De acordo com o Grupo de Atuação Especial de Repressão ao Crime Organizado (Gaeco), servidores ligados à área da Saúde teriam condicionado a liberação de exames, cirurgias, internações e vagas hospitalares à assinatura de contratos com empresas indicadas pelo grupo investigado. A operação apura crimes como fraude em licitações, corrupção ativa e passiva, lavagem de dinheiro e organização criminosa.
Entre os investigados está Ed Carlos Britto Burgatt, então coordenador estadual de Regulação Assistencial do Complexo Regulador Estadual (Core), vinculado à Secretaria de Estado de Saúde (SES). Conforme o MPMS, ele teria utilizado sua função para favorecer demandas de seis municípios sul-mato-grossenses.
Em troca da prioridade no atendimento pelo sistema de regulação, as administrações municipais eram pressionadas a contratar uma empresa previamente indicada para o fornecimento de livros paradidáticos.
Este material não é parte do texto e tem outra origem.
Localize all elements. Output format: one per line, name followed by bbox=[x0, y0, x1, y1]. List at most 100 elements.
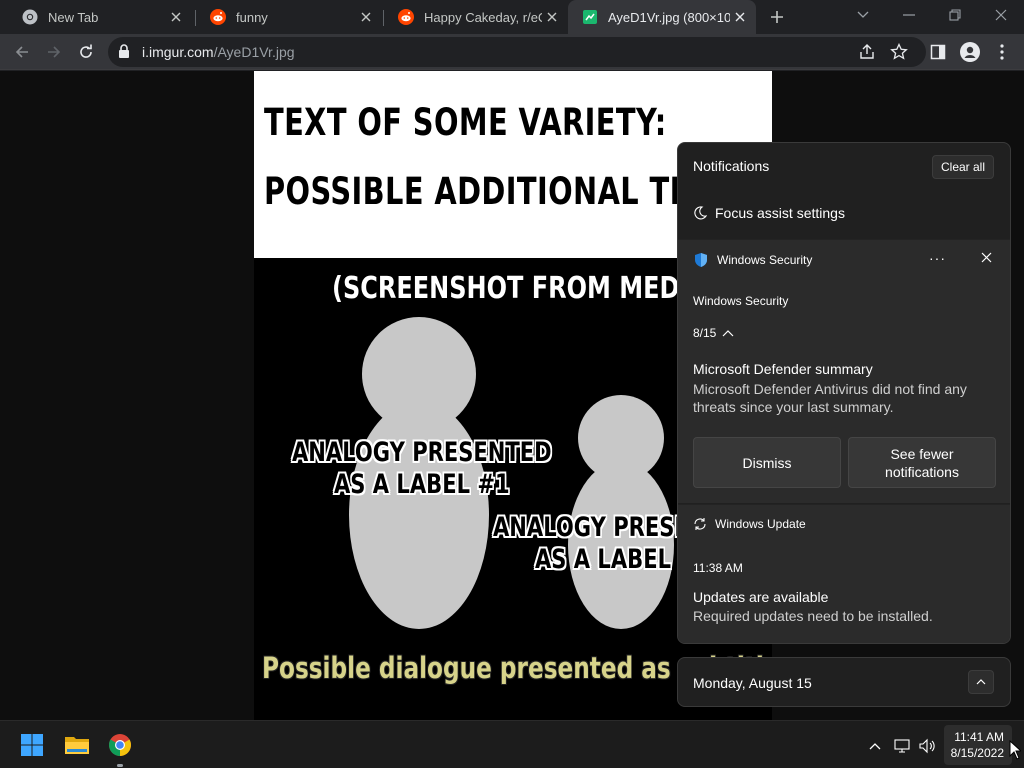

Segundo a investigação, esses contratos eram utilizados para viabilizar o pagamento de vantagens ilícitas ao grupo.
O Ministério Público afirma que a organização criminosa mantinha influência sobre servidores da saúde pública para interferir diretamente na fila da regulação estadual.
Em nota, o MPMS informou que o grupo “condicionava a autorização de exames, cirurgias e até vagas de leitos hospitalares à aquisição de livros comercializados pelas empresas investigadas”, acrescentando que os contratos permaneciam ativos em diversos municípios até o momento da operação.

Mais de 25 mil pessoas aguardavam exames
O impacto do suposto esquema é evidenciado pelo tamanho da fila do SUS em Mato Grosso do Sul. Um levantamento realizado pelo Ministério Público em fevereiro de 2024 apontou que mais de 25 mil pacientes aguardavam a realização de exames especializados.
Entre os procedimentos com maior demanda estavam tomografias computadorizadas, ressonâncias magnéticas, eletroneuromiografia e radiografias.
Esses dados embasaram uma ação civil pública proposta pelo MPMS contra o Estado de Mato Grosso do Sul e o município de Campo Grande, cobrando medidas para reduzir o tempo de espera dos pacientes.
O Ministério Público informou que não possui dados mais recentes sobre a fila de regulação, afirmando que a falta de transparência na divulgação das informações dificulta o acompanhamento atualizado da demanda por exames e cirurgias no Estado.